L’empereur Akbar et son vizir Birbal
do savāla, eka javāba

do savāla, eka javāba Deux questions, une réponse
Traduction : Claudio Farias
bādaśāha Akabara ne Bīrabala se do savāla pūche – “ādamī bīmāra kyoṃ huā? sāga acchā kyoṃ nahīṃ banā?” L’empereur Akbar posa à Birbal deux questions : « Pourquoi l’homme est-il tombé malade ? Pourquoi les légumes n’étaient-ils pas bien préparés ? »
“janāba, soyā na thā” Bīrabala ne javāba diyā।
(arthāta ādamī soyā (nīṃda) nahīṃ thā tathā soyā sāga na thā।)
« Excellence, soyā1 na thā », répondit Birbal.

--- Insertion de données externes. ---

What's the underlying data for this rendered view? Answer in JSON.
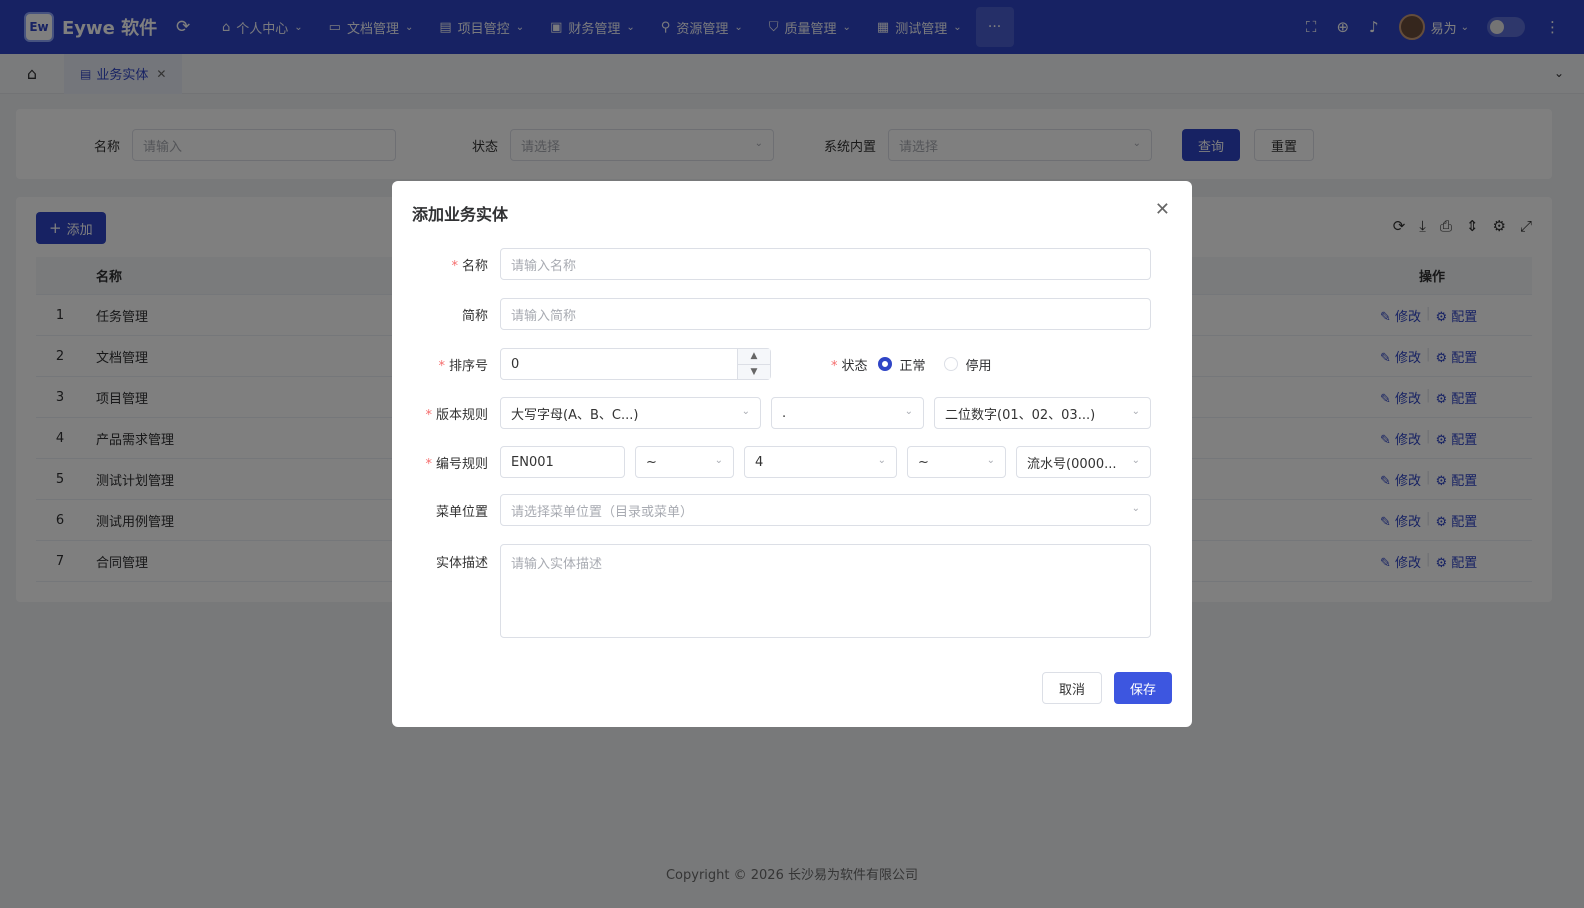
{
  "app": {
    "logo_abbr": "Ew",
    "name": "Eywe 软件"
  },
  "nav": [
    {
      "label": "个人中心",
      "icon": "home-icon"
    },
    {
      "label": "文档管理",
      "icon": "folder-icon"
    },
    {
      "label": "项目管控",
      "icon": "project-icon"
    },
    {
      "label": "财务管理",
      "icon": "finance-icon"
    },
    {
      "label": "资源管理",
      "icon": "resource-icon"
    },
    {
      "label": "质量管理",
      "icon": "shield-icon"
    },
    {
      "label": "测试管理",
      "icon": "calendar-icon"
    }
  ],
  "more_label": "···",
  "user": {
    "name": "易为"
  },
  "tabs": {
    "active": "业务实体"
  },
  "search": {
    "name_label": "名称",
    "name_placeholder": "请输入",
    "status_label": "状态",
    "status_placeholder": "请选择",
    "builtin_label": "系统内置",
    "builtin_placeholder": "请选择",
    "query": "查询",
    "reset": "重置"
  },
  "table": {
    "add_label": "添加",
    "headers": {
      "name": "名称",
      "ops": "操作"
    },
    "edit": "修改",
    "config": "配置",
    "rows": [
      {
        "idx": "1",
        "name": "任务管理"
      },
      {
        "idx": "2",
        "name": "文档管理"
      },
      {
        "idx": "3",
        "name": "项目管理"
      },
      {
        "idx": "4",
        "name": "产品需求管理"
      },
      {
        "idx": "5",
        "name": "测试计划管理"
      },
      {
        "idx": "6",
        "name": "测试用例管理"
      },
      {
        "idx": "7",
        "name": "合同管理"
      }
    ]
  },
  "dialog": {
    "title": "添加业务实体",
    "name_label": "名称",
    "name_placeholder": "请输入名称",
    "short_label": "简称",
    "short_placeholder": "请输入简称",
    "order_label": "排序号",
    "order_value": "0",
    "status_label": "状态",
    "status_on": "正常",
    "status_off": "停用",
    "version_label": "版本规则",
    "version_rule1": "大写字母(A、B、C...)",
    "version_sep": ".",
    "version_rule2": "二位数字(01、02、03...)",
    "code_label": "编号规则",
    "code_prefix": "EN001",
    "code_sep1": "~",
    "code_len": "4",
    "code_sep2": "~",
    "code_serial": "流水号(0000...",
    "menu_label": "菜单位置",
    "menu_placeholder": "请选择菜单位置（目录或菜单）",
    "desc_label": "实体描述",
    "desc_placeholder": "请输入实体描述",
    "cancel": "取消",
    "save": "保存"
  },
  "footer": "Copyright © 2026 长沙易为软件有限公司"
}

(Ce qui signifie : l’homme manquait de sommeil, mais aussi, il manquait les pousses de soja dans la préparation des légumes)

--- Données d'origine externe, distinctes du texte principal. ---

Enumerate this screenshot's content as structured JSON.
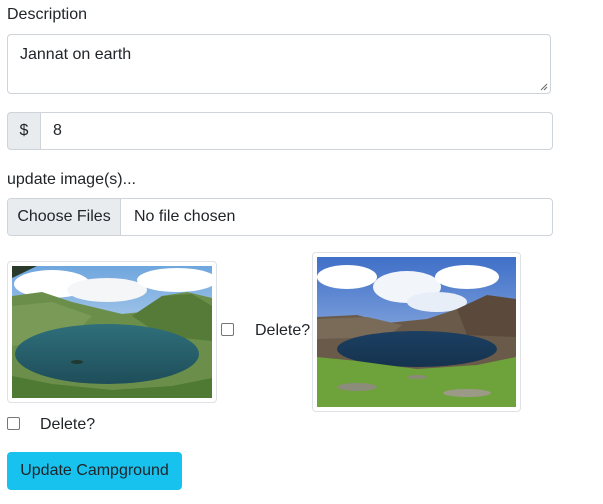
{
  "form": {
    "description_label": "Description",
    "description_value": "Jannat on earth",
    "price_prefix": "$",
    "price_value": "8",
    "images_label": "update image(s)...",
    "file_button_label": "Choose Files",
    "file_status": "No file chosen",
    "images": [
      {
        "delete_label": "Delete?",
        "checked": false
      },
      {
        "delete_label": "Delete?",
        "checked": false
      }
    ],
    "submit_label": "Update Campground"
  },
  "colors": {
    "submit_bg": "#17c2ee",
    "addon_bg": "#e9ecef",
    "border": "#ced4da"
  }
}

Akabara do savāloṃ kā eka hī javāba sunakara bahuta khuśa hue। unhoṃne puna: do savāla kie aura eka hī javāba dene ko kahā।
savāla the: “dīvāra kyoṃ na bana sakī? dhana kyoṃ corī huā?”
Akbar fut très heureux d’entendre une seule réponse aux deux questions. Il posa à nouveau deux questions et exigea une seule réponse.
Les questions étaient : « Pourquoi un mur n’a-t-il pas pu être construit ? Pourquoi les biens ont-t-ils été volés ? »
“rāja nahīṃ thā” bīrabala ne javāba diyā।
pahalā rāja, rā jamistrī tathā dūsarā rāja kā artha bheda se thā।
« rāja nahīṃ thā » répondit Birbal.
Le premier rāja2 désigne un maçon et le deuxième se rapporte au mot secret.
akabara isa javāba se saṃtuṣṭa ho gae aura bīrabala kī ḍhūṁchū buddhi kī praśaṃsā kie binā na raha sake। Akbar fut satisfait de sa réponse et ne put s’empêcher de faire l’éloge de l’intelligence de Birbal.
1 Homophones : participe passé du verbe sona (dormir/sommeiller) et pousses de soja
2 Presqu’homophones : le premier s’écrit avec j et le second avec z. Le premier rāja a d’autres significations, comme le royaume ou le règne.